Hello, this is a story about the development of the most user-friendly app for learning English words by an indie developer. Another?!
– Yes, but with GenAI features and algorithms!
My name is Sasha Ershov
I am a mobile developer since 2012, based on Android, Lead
Part 1. Background, theory and research
Last November I try to live in Dubai and decide to improve my vocabulary. Starting to sort through the applications to study and settled on Anki – this is a legendary combine for cramming everything: words, hieroglyphs, names of muscles and bones – everything where there is cramming. Link to Wiki.
This is a flashcard application where you are shown a word, you try to remember the translation or definition, if you do not remember, press the button and look.
Anki works on spaced repetitions and Ebbinghaus forgetting curveinvented in the 19th century. Their essence is to try to show you the memorized word and repeat a little until you forget, gradually increasing the interval. So the word is fixed in long-term memory.
The first programs with this principle
began to appear in the late 1980s
In other words, you are shown the word you are learning. You try to remember his translation. If you remember, it will show up for inspection after three days, then after eight, twenty-two, and so on. But if you forgot, the chain is reset and starts to be built anew from the first day.
The algorithm embedded in Anki is called SuperMemo2. Interestingly, now there is already the 18th version of the algorithm. And now they go disputes Anki vs. Supermemo about the effectiveness of cramming approaches. I’m on the practical side. People were not ready to practice words more than once a day. Therefore, Anki and many other applications continue to use the second older version.
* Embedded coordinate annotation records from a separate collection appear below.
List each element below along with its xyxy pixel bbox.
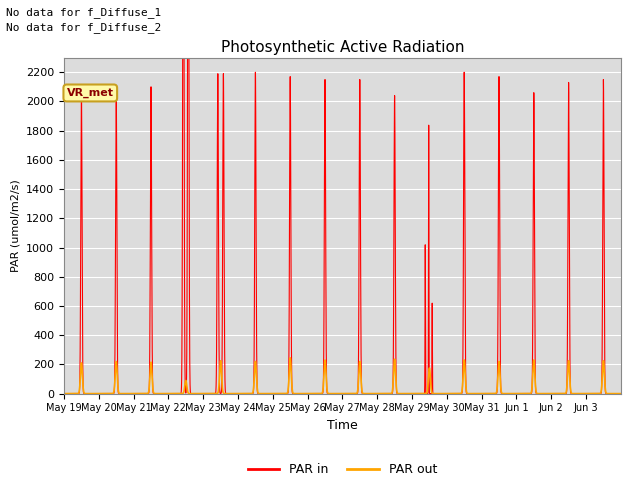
- Text: VR_met: VR_met: [67, 88, 114, 98]
- Y-axis label: PAR (umol/m2/s): PAR (umol/m2/s): [10, 179, 20, 272]
- Title: Photosynthetic Active Radiation: Photosynthetic Active Radiation: [221, 40, 464, 55]
- Text: No data for f_Diffuse_2: No data for f_Diffuse_2: [6, 22, 162, 33]
- Legend: PAR in, PAR out: PAR in, PAR out: [243, 458, 442, 480]
- Text: No data for f_Diffuse_1: No data for f_Diffuse_1: [6, 7, 162, 18]
- X-axis label: Time: Time: [327, 419, 358, 432]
In any case, persistence is more important than the algorithm.
How to teach clearly
but what to learn?
Words, but what?
I searched tests to know the number of words. My level at the start showed – 4500 words. Further, once a month I re-passed such tests. And my practice has shown that such tests work with an error of ± 500-1000 words.
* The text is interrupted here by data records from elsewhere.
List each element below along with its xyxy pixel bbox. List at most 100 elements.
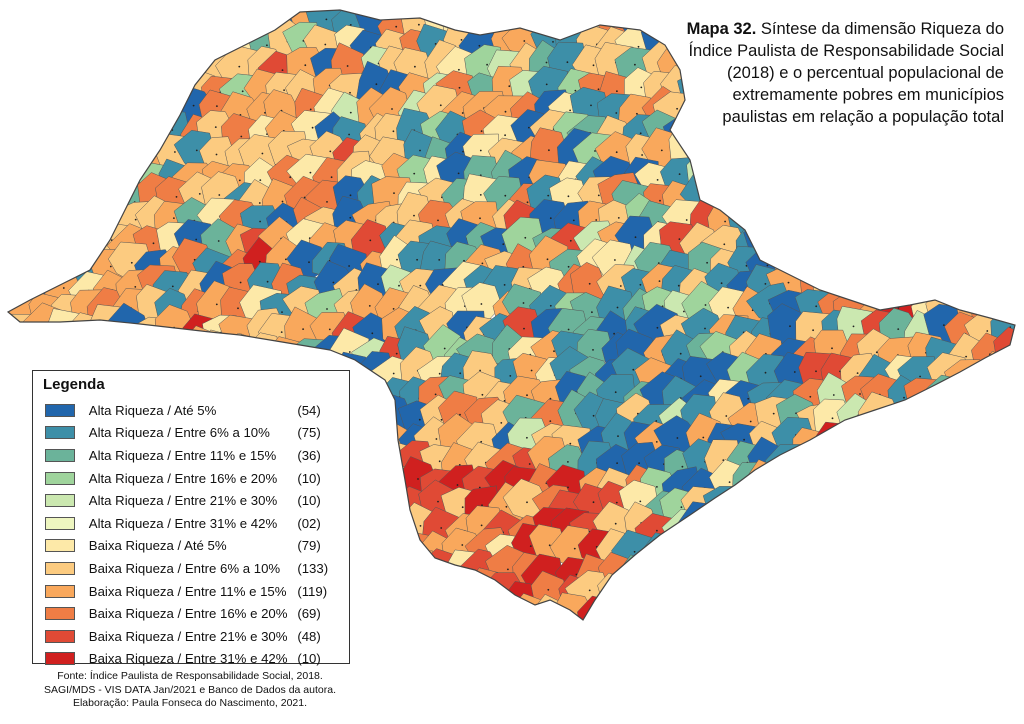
municipality-seat-dot <box>368 305 371 307</box>
municipality-area <box>864 508 900 550</box>
municipality-seat-dot <box>22 597 25 600</box>
municipality-seat-dot <box>743 553 745 556</box>
municipality-seat-dot <box>723 531 725 533</box>
municipality-seat-dot <box>378 546 380 549</box>
municipality-seat-dot <box>571 3 573 5</box>
municipality-seat-dot <box>177 64 179 67</box>
municipality-area <box>897 220 940 264</box>
legend-count: (10) <box>297 651 321 667</box>
municipality-seat-dot <box>876 259 879 262</box>
legend-count: (69) <box>297 606 321 622</box>
municipality-area <box>643 567 677 610</box>
municipality-seat-dot <box>789 150 791 152</box>
municipality-area <box>904 615 943 620</box>
municipality-area <box>989 134 1015 171</box>
municipality-area <box>789 173 830 216</box>
municipality-seat-dot <box>971 197 974 200</box>
legend-swatch <box>45 471 75 485</box>
municipality-seat-dot <box>773 215 776 218</box>
municipality-area <box>970 159 1008 200</box>
municipality-area <box>971 371 1010 414</box>
municipality-seat-dot <box>149 23 152 26</box>
municipality-seat-dot <box>2 262 4 264</box>
municipality-seat-dot <box>266 280 269 283</box>
municipality-seat-dot <box>659 617 661 619</box>
municipality-seat-dot <box>397 550 400 553</box>
municipality-seat-dot <box>706 170 708 173</box>
municipality-seat-dot <box>2 397 4 399</box>
municipality-seat-dot <box>640 86 643 89</box>
municipality-seat-dot <box>45 263 47 266</box>
municipality-seat-dot <box>18 526 21 529</box>
municipality-seat-dot <box>223 21 226 24</box>
legend-label: Baixa Riqueza / Entre 6% a 10% <box>88 560 281 576</box>
municipality-seat-dot <box>508 85 511 88</box>
municipality-area <box>8 333 24 379</box>
municipality-area <box>357 618 393 620</box>
municipality-seat-dot <box>618 637 620 639</box>
municipality-seat-dot <box>830 593 833 595</box>
legend-item: Alta Riqueza / Entre 16% e 20% (10) <box>41 467 341 490</box>
municipality-area <box>840 245 884 287</box>
municipality-seat-dot <box>812 240 815 242</box>
municipality-seat-dot <box>303 196 306 199</box>
municipality-seat-dot <box>685 617 688 620</box>
municipality-area <box>905 260 944 307</box>
municipality-area <box>640 558 683 596</box>
municipality-seat-dot <box>549 217 552 220</box>
legend-swatch <box>45 607 75 621</box>
municipality-seat-dot <box>682 526 685 529</box>
municipality-seat-dot <box>417 552 420 554</box>
municipality-seat-dot <box>567 486 569 489</box>
municipality-area <box>8 243 25 287</box>
municipality-seat-dot <box>522 302 525 304</box>
municipality-seat-dot <box>703 593 706 595</box>
municipality-area <box>45 138 87 178</box>
municipality-seat-dot <box>1015 574 1017 576</box>
municipality-area <box>483 613 520 620</box>
municipality-seat-dot <box>374 570 377 572</box>
municipality-seat-dot <box>0 216 1 218</box>
municipality-seat-dot <box>526 394 528 397</box>
municipality-seat-dot <box>567 265 570 268</box>
municipality-area <box>416 572 460 610</box>
municipality-area <box>811 576 850 615</box>
municipality-seat-dot <box>879 571 882 573</box>
municipality-seat-dot <box>597 194 600 197</box>
municipality-seat-dot <box>856 634 858 636</box>
municipality-area <box>878 464 924 501</box>
municipality-area <box>831 597 878 620</box>
municipality-seat-dot <box>419 525 422 527</box>
municipality-seat-dot <box>947 545 950 548</box>
municipality-area <box>770 511 814 548</box>
municipality-area <box>88 44 126 87</box>
municipality-seat-dot <box>134 218 137 221</box>
municipality-seat-dot <box>896 551 898 554</box>
municipality-seat-dot <box>127 325 130 327</box>
municipality-area <box>972 506 1009 550</box>
municipality-seat-dot <box>22 193 25 196</box>
municipality-area <box>907 245 946 286</box>
municipality-seat-dot <box>588 589 591 592</box>
municipality-seat-dot <box>1016 487 1018 489</box>
municipality-seat-dot <box>706 261 708 264</box>
municipality-area <box>8 75 39 114</box>
municipality-area <box>727 130 773 175</box>
municipality-seat-dot <box>862 547 864 550</box>
legend-label: Alta Riqueza / Entre 11% e 15% <box>88 447 277 463</box>
municipality-seat-dot <box>815 283 818 286</box>
municipality-seat-dot <box>434 611 437 614</box>
municipality-seat-dot <box>723 243 726 246</box>
municipality-seat-dot <box>195 149 198 152</box>
legend-item: Alta Riqueza / Entre 21% e 30% (10) <box>41 489 341 512</box>
municipality-seat-dot <box>772 412 775 415</box>
municipality-seat-dot <box>1010 413 1013 415</box>
municipality-seat-dot <box>840 641 842 643</box>
municipality-seat-dot <box>994 373 996 376</box>
municipality-seat-dot <box>970 132 973 135</box>
legend-swatch <box>45 539 75 553</box>
municipality-seat-dot <box>618 612 621 614</box>
municipality-seat-dot <box>20 265 22 268</box>
municipality-area <box>953 613 994 620</box>
municipality-seat-dot <box>237 307 239 310</box>
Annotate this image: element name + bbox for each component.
Words are more important than grammar, they can be spoken as tags and it’s clear: “I’ll go for a walk girl tomorrow”, “I’ll lose my document” – it sounds wrong, but it’s clear what it is about.
Word frequencies and efficiency
I found a list of words distributed by the frequency of use by the English in speech.
And you should start learning with daily he And she.
Then move on to harder words. respect And ticket.
And then even rarer refusal And pave for efficiency.
So for a smaller number of learned words, there will be more understanding.
I scrolled through this list, I found a place after which there were a lot of gaps in my list. And from this place I began to learn words in the direction of rarer ones. Let’s call this place the starting point.
But I didn’t know the word vast. And on my list it was in the first 1000 words.
And there were a lot of unknown to me, but frequent words to the starting point. I ran and also added them to the training.
I love saving time 🙂
Later, I flipped through all 16,000 words with my hands and excluded from the study all the words I knew so as not to learn and not waste time on them. At a rate of 1000 words per hour.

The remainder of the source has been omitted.